I recently attended a friend’s wedding where I recognized someone I went to secondary school with. I’d always thought this person was so pretty, her golden hair and large hazel eyes were something that was uncommon in a school full of dark, raven hair. We were in the same classes and had sat near (or next to?) each other for Chinese lessons and she was always kind and friendly.
So whereas ordinarily I wouldn’t approach and say hi to people I knew from way back when, I thought I’d say hi on this particular occasion. I was caught off guard when her response was polite and cool, when after a minute of saying hi and asking about her, she asked, “You’re.. Vera right?”.
Maybe I caught her off guard? This felt a little alienating. Perhaps my memories of childhood friendships are dimmed as I’m older now, as was hers.
Another friendship I remember in Primary school was one with the very first girl my parents identified as my “Forever Friend”.
We were close because of proximity – her house was close to where my parents’ business was. And for the first two or three years in CHIJ we hung out at her house after school, bought candies and played.

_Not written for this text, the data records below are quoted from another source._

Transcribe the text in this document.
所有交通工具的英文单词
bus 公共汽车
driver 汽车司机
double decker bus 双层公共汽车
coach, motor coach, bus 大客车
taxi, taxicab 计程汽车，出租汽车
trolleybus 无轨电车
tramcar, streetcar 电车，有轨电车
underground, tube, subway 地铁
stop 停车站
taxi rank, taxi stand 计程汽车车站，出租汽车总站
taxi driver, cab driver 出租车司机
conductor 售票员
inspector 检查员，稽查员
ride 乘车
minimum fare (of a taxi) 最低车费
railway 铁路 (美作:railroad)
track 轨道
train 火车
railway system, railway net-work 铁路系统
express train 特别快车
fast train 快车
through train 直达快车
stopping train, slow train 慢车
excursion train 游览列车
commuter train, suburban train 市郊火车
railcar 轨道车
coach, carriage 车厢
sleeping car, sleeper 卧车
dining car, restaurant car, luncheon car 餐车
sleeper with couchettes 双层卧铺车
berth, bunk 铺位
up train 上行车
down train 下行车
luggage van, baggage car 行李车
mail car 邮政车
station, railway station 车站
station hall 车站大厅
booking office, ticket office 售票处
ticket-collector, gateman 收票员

In Primary 3 or 4 she approached me in class and told me she wasn’t going to be my best friend anymore. I took the news coolly, because I really didn’t know what to expect or what a difference that makes.
Although as I sat back down in my seat and saw her walk back to her new cooler clique of girl friends, I guess I might have been a little hurt when I realized she didn’t think I was cool enough.
There were many more best friends to be had after that though, and although only one of them has stuck around long enough to be a “Forever Friend”, they have all contributed to fond memories from each chapter of my life and I hope I was a good friend.